The roles in Hamilton specifically call for non-traditional casting of African-Americans, Latinos and Asian-Americans as the founding fathers, all of whom the historic record shows were well-connected and prominent male businessmen and planters. The singers who came out for the first of these Hamilton sing-along sessions were mostly young women, shattering yet another barrier of traditional casting the Broadway musical playing at the Richard Rodgers Theatre has yet to break.

Mindful of copyright infringement, the organizers were careful not to charge admission or to benefit financially from the gathering of fans. They hold a five-minute bathroom break between acts and even provide attendees with free cream puffs so they wouldn't be famished during the three-hour long event.

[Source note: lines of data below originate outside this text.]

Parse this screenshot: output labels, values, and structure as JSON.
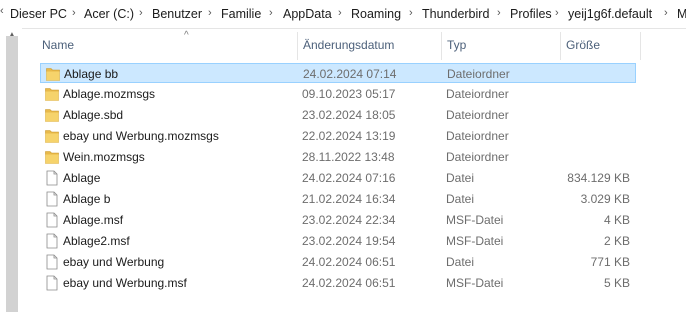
{
  "breadcrumb": {
    "items": [
      "Dieser PC",
      "Acer (C:)",
      "Benutzer",
      "Familie",
      "AppData",
      "Roaming",
      "Thunderbird",
      "Profiles",
      "yeij1g6f.default",
      "M"
    ],
    "separator": "›"
  },
  "columns": {
    "name": "Name",
    "date": "Änderungsdatum",
    "type": "Typ",
    "size": "Größe"
  },
  "files": [
    {
      "name": "Ablage bb",
      "date": "24.02.2024 07:14",
      "type": "Dateiordner",
      "size": "",
      "icon": "folder-icon",
      "selected": true
    },
    {
      "name": "Ablage.mozmsgs",
      "date": "09.10.2023 05:17",
      "type": "Dateiordner",
      "size": "",
      "icon": "folder-icon",
      "selected": false
    },
    {
      "name": "Ablage.sbd",
      "date": "23.02.2024 18:05",
      "type": "Dateiordner",
      "size": "",
      "icon": "folder-icon",
      "selected": false
    },
    {
      "name": "ebay und Werbung.mozmsgs",
      "date": "22.02.2024 13:19",
      "type": "Dateiordner",
      "size": "",
      "icon": "folder-icon",
      "selected": false
    },
    {
      "name": "Wein.mozmsgs",
      "date": "28.11.2022 13:48",
      "type": "Dateiordner",
      "size": "",
      "icon": "folder-icon",
      "selected": false
    },
    {
      "name": "Ablage",
      "date": "24.02.2024 07:16",
      "type": "Datei",
      "size": "834.129 KB",
      "icon": "file-icon",
      "selected": false
    },
    {
      "name": "Ablage b",
      "date": "21.02.2024 16:34",
      "type": "Datei",
      "size": "3.029 KB",
      "icon": "file-icon",
      "selected": false
    },
    {
      "name": "Ablage.msf",
      "date": "23.02.2024 22:34",
      "type": "MSF-Datei",
      "size": "4 KB",
      "icon": "file-icon",
      "selected": false
    },
    {
      "name": "Ablage2.msf",
      "date": "23.02.2024 19:54",
      "type": "MSF-Datei",
      "size": "2 KB",
      "icon": "file-icon",
      "selected": false
    },
    {
      "name": "ebay und Werbung",
      "date": "24.02.2024 06:51",
      "type": "Datei",
      "size": "771 KB",
      "icon": "file-icon",
      "selected": false
    },
    {
      "name": "ebay und Werbung.msf",
      "date": "24.02.2024 06:51",
      "type": "MSF-Datei",
      "size": "5 KB",
      "icon": "file-icon",
      "selected": false
    }
  ]
}
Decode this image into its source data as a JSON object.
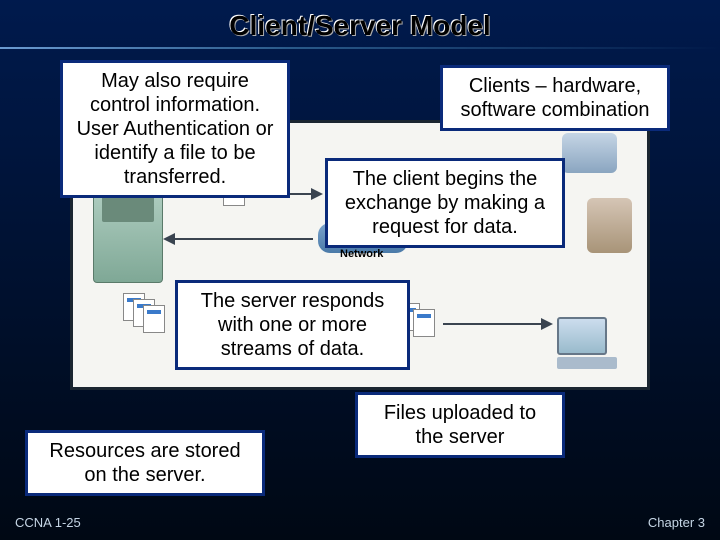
{
  "title": "Client/Server Model",
  "network_label": "Network",
  "callouts": {
    "control_info": "May also require control information. User Authentication or identify a file to be transferred.",
    "clients_hw_sw": "Clients – hardware, software combination",
    "client_begins": "The client begins the exchange by making a request for data.",
    "server_responds": "The server responds with one or more streams of data.",
    "files_uploaded": "Files uploaded to the server",
    "resources_stored": "Resources are stored on the server."
  },
  "footer": {
    "left": "CCNA 1-25",
    "right": "Chapter 3"
  }
}
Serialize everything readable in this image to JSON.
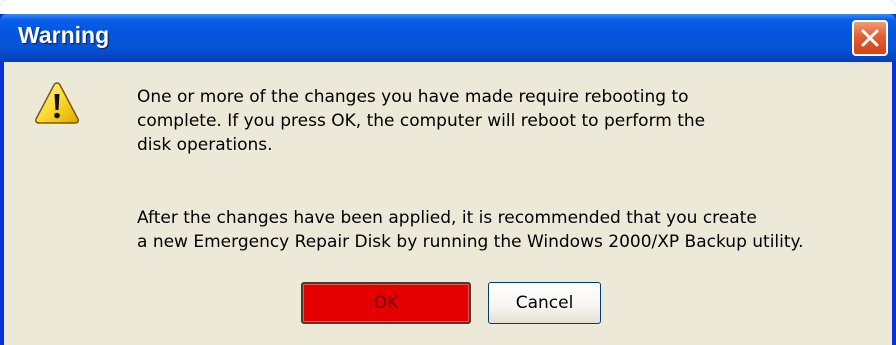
{
  "window": {
    "title": "Warning",
    "strip_text": "{ · · · · · · · · · · · · · · · · · · · · · · · · · · · }"
  },
  "icons": {
    "warning": "warning-icon",
    "close": "close-icon"
  },
  "message": {
    "paragraph1": [
      "One or more of the changes you have made require rebooting to",
      "complete. If you press OK, the computer will reboot to perform the",
      "disk operations."
    ],
    "paragraph2": [
      "After the changes have been applied, it is recommended that you create",
      "a new Emergency Repair Disk by running the Windows 2000/XP Backup utility."
    ]
  },
  "buttons": {
    "ok": "OK",
    "cancel": "Cancel"
  },
  "colors": {
    "titlebar": "#0555dd",
    "ok_highlight": "#e40000",
    "close": "#e35d32",
    "dialog_bg": "#ece9d8"
  }
}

This kind of spontaneous outpouring of fan support is reminiscent of the 1975 film The Rocky Horror Picture Show, when midnight shows on Friday and Saturday nights would bring in gleeful participants who wanted to take the movie into the realm of participatory viewing. To that extent water guns became the source of showers and newspapers were whipped out as impromptu umbrellas during a rainy scene on the screen. Rice was thrown during the film's anticlimactic "wedding scene." Eventually, movie theaters got into the act, selling "kits" of water guns, newspapers, rice and more to eager movie goers.

The record breaking Hamilton, which won the Obie Award last year for Best Musical (off Broadway) along with seven Drama Desk Awards, a Grammy Award for Best Theatre Album and a Pulitzer Prize, received 16 nominations for the Tony Awards this year - the most ever - and is the heavy favorite to win top honors at the ceremonies to be held this next month in New York.

Miranda's previous Tony Award winning show of In the Heights (2007) - Best Score and Best Musical - and  Tony-nominated Bring It On: The Musical (2012) never gained this kind of momentum. Now, it seems, Hamilton is set to become even more of a cult phenomenon and can only grow larger as time goes on and demands for tickets continue to spike for its rabid, yet frustrated fans. Who would imagine that a Broadway musical would generate such interest?